In 1836, the government of Chiangyin county announced a new law forbidding farmers to kill frogs, because frogs eat many harmful insects and protect the crops, so people shouldn’t kill frogs to eat.
When this law was posted, someone told Chang Ah-Hsi about it. He made his living catching frogs to sell in the market as meat. He couldn’t read, so he didn’t know about the new law. When they told him, he didn’t like what he heard.
“Well, I’m not going to obey that law. Why waste good frogs?” He was so rude and so stubborn that his friends finally gave up trying to get him to change his ways. He killed many frogs.
He always liked to use some of the money he got from selling frogs to buy some liquor and get drunk. Then he would say, “What’s wrong with catching frogs? Look, I’m getting along fine, see?”
His’ friends would tell him, “Yeah, but it’s not too good, because it is against the law, after all.”
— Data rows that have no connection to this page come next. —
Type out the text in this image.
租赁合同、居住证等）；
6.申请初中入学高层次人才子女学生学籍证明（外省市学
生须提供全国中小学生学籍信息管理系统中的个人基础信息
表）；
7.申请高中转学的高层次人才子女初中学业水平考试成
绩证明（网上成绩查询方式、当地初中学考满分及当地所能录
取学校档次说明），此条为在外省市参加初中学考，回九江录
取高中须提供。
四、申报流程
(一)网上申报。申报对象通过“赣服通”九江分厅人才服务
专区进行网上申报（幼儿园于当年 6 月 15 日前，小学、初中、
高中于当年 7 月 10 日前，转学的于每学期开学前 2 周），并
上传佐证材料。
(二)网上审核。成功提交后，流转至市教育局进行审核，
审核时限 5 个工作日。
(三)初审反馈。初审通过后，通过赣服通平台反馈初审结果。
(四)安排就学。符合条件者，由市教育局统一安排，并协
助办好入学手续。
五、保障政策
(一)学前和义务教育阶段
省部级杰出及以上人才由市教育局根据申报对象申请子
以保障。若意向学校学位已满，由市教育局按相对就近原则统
That would make Ah-Hsi mad. “What’s so great about the law? Lots of people break the law, not just me.”
But then one stormy night, Zhang Ah-Hsi disappeared. The next morning, when the storm had blown over, the villagers found him. He had fallen into the river and drowned. That could happen to anyone. But what was strange was that hundreds of frogs had come to eat his corpse, in revenge for all of their relatives that he had sold for food.
Nobody had ever seen anything like it before. They realized that even though you may get away with breaking the government’s laws for a while, you can never get away with breaking the laws of the universe.
Sooner or later, your good deeds will be rewarded, and your bad deeds will catch up with you.